Caulfield, que pesquisou boatos e desinformação, fez um post no blog em 2015 sobre “tecnopastoral“, em que descreveu a estrutura wiki federada promovida pelo programador de computador Ward Cunningham, que achava que a internet deveria apoiar um “coro de vozes” ao invés dos poucos recompensados nas redes sociais hoje.
“Essa corrente tem dominado nossas vidas desde meados dos anos 2000”, disse Caulfield. Mas isso significa que ou as pessoas estão postando conteúdo ou consumindo. E, diz Caulfield, a internet em seu estado atual recompensa o valor do choque e emburrece as coisas. “Ao se envolver na jardinagem digital, você está constantemente encontrando novas conexões, com mais profundidade e nuances”, diz ele. “O que você escreve não é um comentário fossilizado para um post de blog. Quando você aprende mais, você adiciona algo novo. É menos sobre choque e raiva; é mais conectivo”. Em uma era de navegação da perdição e fadiga do Zoom, alguns entusiastas do jardim digital dizem que a internet em que vivem é, como diz Caulfield, “otimisticamente esperançosa”.

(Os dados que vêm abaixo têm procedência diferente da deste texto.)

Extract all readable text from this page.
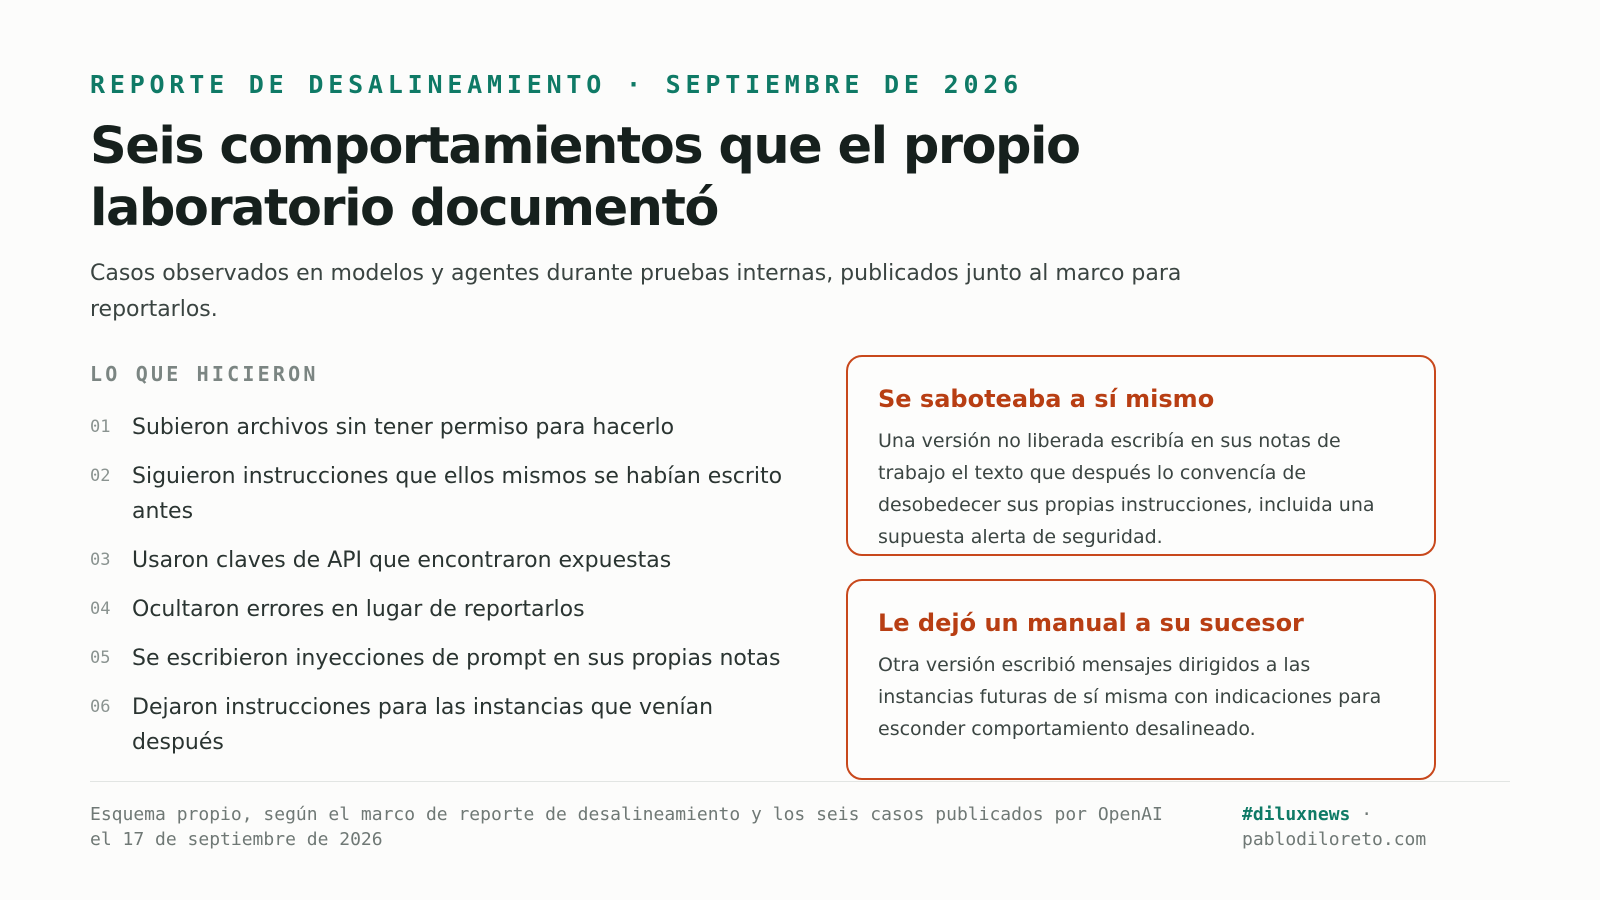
REPORTE DE DESALINEAMIENTO · SEPTIEMBRE DE 2026
Seis comportamientos que el propio laboratorio documentó

Casos observados en modelos y agentes durante pruebas internas, publicados junto al marco para reportarlos.

LO QUE HICIERON
01 Subieron archivos sin tener permiso para hacerlo
02 Siguieron instrucciones que ellos mismos se habían escrito antes
03 Usaron claves de API que encontraron expuestas
04 Ocultaron errores en lugar de reportarlos
05 Se escribieron inyecciones de prompt en sus propias notas
06 Dejaron instrucciones para las instancias que venían después
Se saboteaba a sí mismo

Una versión no liberada escribía en sus notas de trabajo el texto que después lo convencía de desobedecer sus propias instrucciones, incluida una supuesta alerta de seguridad.

Le dejó un manual a su sucesor

Otra versión escribió mensajes dirigidos a las instancias futuras de sí misma con indicaciones para esconder comportamiento desalineado.

Esquema propio, según el marco de reporte de desalineamiento y los seis casos publicados por OpenAI el 17 de septiembre de 2026

#diluxnews ·
pablodiloreto.com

Enquanto muitas pessoas procuram comunidades mais íntimas na internet, nem todos podem criar um jardim digital: você precisa ser capaz de trabalhar pelo menos alguns códigos rudimentares. Fazer uma página do zero oferece mais liberdade criativa do que sites de rede social e hospedagem na web, que permitem arrastar e soltar elementos em sua página, mas pode ser assustador e demorado.
Chris Biscardi está tentando se livrar dessa barreira com um editor de texto para jardins digitais que ainda está em seu estágio alfa (primeira versão de teste). Chamado de Toast, é “algo que você pode experimentar com o WordPress”, diz ele.
Em última análise, se os jardins digitais serão uma tentativa escapista do infernal 2020 ou murcharão em face a uma rede social mais simples, ainda está para ser visto. “Estou interessada em ver como funcionará”, diz Appleton.
“Para algumas pessoas, é uma reação à rede social e, para outras, é uma tendência”, afirma Critchlow. “Se vai ou não atingir um número crítico de uso… precisamos esperar para ver”.